About 55,000 commuters are expected to use the Circle Line's first five stations. Daily ridership will climb to about 500,000 when the entire line opens.

Trains will run at a frequency of one every three to four minutes during peak hours at the five stations.

Adult ez-link fares, ranging from 73 cents to $2.07, are similar to those on the North-East line, but higher than those on the older North-South and East-West lines.

The Circle Line's operator, SMRT, said it will donate takings from the first 22 days of operations to charity.

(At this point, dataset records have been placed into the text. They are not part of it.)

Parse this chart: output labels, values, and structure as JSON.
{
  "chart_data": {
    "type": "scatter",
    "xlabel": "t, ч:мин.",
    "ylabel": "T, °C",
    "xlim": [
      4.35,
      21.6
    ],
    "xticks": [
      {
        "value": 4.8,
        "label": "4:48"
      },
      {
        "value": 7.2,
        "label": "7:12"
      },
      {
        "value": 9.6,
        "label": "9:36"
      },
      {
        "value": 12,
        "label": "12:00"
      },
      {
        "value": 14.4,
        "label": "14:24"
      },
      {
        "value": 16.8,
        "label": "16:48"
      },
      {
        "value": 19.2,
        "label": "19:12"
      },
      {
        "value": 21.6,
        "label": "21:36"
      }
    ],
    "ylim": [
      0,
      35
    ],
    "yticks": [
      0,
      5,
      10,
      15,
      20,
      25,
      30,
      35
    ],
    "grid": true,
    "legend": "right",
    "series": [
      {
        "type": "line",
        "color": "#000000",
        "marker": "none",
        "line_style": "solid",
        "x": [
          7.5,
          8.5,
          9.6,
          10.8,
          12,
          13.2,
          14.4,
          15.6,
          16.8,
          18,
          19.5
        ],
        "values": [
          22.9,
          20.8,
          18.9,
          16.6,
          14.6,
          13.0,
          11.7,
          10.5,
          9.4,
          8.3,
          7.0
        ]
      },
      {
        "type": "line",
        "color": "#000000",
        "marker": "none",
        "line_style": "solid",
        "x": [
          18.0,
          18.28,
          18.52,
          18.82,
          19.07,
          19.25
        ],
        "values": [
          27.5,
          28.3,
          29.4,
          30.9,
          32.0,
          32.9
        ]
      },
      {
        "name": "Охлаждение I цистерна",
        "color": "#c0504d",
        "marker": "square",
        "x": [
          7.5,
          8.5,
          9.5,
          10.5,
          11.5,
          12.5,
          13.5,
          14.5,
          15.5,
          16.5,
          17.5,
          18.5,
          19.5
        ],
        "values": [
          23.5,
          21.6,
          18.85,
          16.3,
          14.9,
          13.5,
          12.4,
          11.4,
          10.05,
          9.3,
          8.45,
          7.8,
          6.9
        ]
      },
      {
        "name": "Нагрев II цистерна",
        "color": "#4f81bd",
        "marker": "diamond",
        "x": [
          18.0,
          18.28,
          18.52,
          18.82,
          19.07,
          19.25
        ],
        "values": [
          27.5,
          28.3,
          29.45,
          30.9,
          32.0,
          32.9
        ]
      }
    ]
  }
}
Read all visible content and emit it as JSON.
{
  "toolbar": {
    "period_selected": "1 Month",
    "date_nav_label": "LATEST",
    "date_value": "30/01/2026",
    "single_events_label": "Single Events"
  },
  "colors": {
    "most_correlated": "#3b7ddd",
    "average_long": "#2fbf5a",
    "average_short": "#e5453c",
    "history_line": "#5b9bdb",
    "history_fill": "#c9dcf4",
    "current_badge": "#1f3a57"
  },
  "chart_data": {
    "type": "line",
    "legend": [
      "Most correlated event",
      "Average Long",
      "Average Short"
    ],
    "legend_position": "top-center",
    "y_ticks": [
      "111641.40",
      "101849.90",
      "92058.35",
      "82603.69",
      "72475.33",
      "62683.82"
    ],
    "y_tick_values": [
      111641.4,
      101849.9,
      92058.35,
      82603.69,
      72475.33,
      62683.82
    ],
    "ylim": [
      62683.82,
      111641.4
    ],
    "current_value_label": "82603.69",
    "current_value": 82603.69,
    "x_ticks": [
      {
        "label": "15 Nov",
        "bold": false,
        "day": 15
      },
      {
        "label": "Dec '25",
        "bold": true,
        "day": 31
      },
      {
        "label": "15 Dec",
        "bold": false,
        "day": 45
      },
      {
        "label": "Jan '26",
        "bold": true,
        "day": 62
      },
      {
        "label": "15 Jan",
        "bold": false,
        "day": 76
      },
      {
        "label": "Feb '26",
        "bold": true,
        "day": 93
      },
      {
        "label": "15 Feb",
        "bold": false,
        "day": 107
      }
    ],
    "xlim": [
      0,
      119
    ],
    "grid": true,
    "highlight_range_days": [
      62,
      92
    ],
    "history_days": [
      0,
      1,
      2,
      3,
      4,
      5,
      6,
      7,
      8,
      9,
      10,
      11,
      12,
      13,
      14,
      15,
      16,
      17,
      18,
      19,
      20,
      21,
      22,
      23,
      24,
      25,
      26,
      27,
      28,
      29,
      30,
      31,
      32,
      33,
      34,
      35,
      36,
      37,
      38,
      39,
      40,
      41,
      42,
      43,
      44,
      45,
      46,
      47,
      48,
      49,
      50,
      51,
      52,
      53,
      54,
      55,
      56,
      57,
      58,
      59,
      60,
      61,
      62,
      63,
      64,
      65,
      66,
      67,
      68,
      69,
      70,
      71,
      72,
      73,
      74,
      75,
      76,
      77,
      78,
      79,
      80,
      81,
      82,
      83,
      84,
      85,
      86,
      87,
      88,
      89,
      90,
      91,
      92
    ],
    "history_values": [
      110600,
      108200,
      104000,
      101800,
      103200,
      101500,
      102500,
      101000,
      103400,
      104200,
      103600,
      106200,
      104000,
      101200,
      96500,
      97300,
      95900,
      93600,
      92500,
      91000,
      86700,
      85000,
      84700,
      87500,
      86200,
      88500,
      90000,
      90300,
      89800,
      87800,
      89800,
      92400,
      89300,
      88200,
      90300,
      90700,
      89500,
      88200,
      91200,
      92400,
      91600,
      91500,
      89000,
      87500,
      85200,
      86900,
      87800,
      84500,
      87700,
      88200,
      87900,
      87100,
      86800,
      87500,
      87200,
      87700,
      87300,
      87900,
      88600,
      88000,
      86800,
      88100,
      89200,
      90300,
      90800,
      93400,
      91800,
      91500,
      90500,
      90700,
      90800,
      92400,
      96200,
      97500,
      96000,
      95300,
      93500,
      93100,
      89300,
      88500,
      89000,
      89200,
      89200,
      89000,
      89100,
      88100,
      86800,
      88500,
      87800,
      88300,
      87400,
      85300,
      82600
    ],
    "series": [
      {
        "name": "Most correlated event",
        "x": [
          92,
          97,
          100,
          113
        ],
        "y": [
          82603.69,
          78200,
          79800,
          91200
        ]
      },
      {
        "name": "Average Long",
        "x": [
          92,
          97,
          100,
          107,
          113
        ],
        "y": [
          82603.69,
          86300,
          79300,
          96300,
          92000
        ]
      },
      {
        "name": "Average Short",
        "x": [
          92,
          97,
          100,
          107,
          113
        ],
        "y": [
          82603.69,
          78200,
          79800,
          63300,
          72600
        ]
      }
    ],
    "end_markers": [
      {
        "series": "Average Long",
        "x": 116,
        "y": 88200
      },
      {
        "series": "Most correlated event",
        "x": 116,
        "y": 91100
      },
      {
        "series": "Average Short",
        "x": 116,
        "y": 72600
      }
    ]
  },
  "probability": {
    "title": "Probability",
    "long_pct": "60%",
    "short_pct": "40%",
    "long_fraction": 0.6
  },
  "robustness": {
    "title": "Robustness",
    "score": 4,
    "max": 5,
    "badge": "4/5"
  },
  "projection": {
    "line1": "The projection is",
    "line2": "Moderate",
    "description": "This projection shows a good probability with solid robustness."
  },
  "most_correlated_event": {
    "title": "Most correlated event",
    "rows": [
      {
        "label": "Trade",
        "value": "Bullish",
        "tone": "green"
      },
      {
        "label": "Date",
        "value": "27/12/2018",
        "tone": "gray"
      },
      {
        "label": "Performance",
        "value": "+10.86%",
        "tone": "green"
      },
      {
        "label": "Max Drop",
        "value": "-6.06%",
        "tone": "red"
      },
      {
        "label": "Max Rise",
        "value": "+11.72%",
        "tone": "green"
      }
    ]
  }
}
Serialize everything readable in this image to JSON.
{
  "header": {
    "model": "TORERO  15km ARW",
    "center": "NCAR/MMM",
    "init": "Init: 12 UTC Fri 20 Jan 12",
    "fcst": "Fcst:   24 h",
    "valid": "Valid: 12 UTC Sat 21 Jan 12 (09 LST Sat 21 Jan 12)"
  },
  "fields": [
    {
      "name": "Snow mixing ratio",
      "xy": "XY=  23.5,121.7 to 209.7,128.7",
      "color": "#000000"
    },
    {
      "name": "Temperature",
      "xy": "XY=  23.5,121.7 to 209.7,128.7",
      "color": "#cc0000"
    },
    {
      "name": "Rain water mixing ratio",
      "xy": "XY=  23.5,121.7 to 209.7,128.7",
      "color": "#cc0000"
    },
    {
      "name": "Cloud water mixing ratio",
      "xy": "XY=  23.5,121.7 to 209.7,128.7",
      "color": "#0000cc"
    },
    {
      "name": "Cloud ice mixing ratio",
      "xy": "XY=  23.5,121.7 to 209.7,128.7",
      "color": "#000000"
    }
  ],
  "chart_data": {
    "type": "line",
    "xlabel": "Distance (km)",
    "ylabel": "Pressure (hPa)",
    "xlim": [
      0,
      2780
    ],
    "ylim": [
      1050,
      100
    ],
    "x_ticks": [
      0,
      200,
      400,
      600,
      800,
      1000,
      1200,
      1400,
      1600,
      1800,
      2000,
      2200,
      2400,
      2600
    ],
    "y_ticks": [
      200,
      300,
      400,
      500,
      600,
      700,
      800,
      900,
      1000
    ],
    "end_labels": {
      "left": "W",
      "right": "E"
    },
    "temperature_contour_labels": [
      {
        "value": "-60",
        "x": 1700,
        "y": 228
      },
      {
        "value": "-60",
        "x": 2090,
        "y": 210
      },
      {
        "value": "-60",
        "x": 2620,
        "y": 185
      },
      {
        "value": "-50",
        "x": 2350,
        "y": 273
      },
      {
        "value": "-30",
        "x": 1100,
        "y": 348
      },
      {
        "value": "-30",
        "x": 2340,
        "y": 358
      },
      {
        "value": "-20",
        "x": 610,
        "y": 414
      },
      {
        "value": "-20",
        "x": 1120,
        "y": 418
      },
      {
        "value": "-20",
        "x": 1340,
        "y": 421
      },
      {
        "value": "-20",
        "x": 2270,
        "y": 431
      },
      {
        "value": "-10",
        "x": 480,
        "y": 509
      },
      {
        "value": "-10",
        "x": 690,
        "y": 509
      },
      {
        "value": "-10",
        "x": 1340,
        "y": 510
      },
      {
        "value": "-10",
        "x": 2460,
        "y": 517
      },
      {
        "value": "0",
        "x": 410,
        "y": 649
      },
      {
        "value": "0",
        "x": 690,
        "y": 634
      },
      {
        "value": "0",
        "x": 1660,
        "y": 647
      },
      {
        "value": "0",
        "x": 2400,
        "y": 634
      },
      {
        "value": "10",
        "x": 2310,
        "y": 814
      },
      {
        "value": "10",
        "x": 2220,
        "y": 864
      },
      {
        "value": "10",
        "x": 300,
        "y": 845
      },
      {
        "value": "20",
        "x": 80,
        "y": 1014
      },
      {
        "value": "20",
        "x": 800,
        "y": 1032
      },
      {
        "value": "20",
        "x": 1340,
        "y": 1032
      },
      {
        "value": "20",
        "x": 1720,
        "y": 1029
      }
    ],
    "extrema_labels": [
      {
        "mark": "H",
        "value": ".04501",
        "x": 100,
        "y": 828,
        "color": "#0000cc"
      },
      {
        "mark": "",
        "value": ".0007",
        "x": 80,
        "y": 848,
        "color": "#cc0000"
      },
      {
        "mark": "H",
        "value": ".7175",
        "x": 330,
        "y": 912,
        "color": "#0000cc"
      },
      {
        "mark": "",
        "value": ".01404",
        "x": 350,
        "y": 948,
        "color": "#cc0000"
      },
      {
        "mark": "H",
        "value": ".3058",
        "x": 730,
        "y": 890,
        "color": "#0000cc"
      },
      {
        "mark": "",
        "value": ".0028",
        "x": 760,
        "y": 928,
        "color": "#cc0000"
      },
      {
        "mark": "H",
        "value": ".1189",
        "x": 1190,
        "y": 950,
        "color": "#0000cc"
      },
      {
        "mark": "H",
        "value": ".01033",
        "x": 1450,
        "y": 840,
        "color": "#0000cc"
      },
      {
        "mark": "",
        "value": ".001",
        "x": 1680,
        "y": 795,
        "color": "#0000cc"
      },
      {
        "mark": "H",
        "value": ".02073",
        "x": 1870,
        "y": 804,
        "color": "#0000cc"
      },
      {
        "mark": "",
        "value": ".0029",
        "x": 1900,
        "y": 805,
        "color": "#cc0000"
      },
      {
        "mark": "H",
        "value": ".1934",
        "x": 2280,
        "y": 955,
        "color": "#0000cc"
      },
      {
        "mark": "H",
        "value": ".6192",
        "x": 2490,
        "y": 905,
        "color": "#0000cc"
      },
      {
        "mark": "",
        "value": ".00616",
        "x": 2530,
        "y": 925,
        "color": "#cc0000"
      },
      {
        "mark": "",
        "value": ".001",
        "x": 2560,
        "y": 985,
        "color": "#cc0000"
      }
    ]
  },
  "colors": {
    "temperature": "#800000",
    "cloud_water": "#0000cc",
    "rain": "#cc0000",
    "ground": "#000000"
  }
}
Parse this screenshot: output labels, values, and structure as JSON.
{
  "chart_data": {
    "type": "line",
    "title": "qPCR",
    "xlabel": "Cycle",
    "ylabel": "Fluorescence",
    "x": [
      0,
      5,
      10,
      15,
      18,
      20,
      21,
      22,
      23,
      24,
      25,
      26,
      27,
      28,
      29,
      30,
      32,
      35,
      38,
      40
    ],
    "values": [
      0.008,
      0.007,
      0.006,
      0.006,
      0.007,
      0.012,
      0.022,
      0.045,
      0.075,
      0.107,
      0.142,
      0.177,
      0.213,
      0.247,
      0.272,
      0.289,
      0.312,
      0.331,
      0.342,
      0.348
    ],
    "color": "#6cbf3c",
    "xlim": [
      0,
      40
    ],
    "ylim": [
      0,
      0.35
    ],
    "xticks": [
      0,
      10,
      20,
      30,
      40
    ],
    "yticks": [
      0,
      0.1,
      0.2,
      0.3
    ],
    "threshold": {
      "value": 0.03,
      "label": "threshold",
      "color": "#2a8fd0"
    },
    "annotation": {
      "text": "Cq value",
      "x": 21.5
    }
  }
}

SMRT's president and chief executive officer Saw Phaik Hwa said the operator expects to collect about $400,000 to $500,000 over the 22 days.

The company also unveiled yesterday a new uniform for its staff, who will now don the company's corporate colours of red, black and white.

The start of the new train service will also mark the launch of new careers for more than 300 SMRT staff hired to run the Circle Line.

They will fill positions like customer service officers, technical officers and engineers.

Among them is Miss Siti Nuraidah, 26, a train service controller for the new line. One of three women in the team of 20 controllers, she said: 'I might be new to the job but I want to challenge myself and prove that I can do as well as the others'.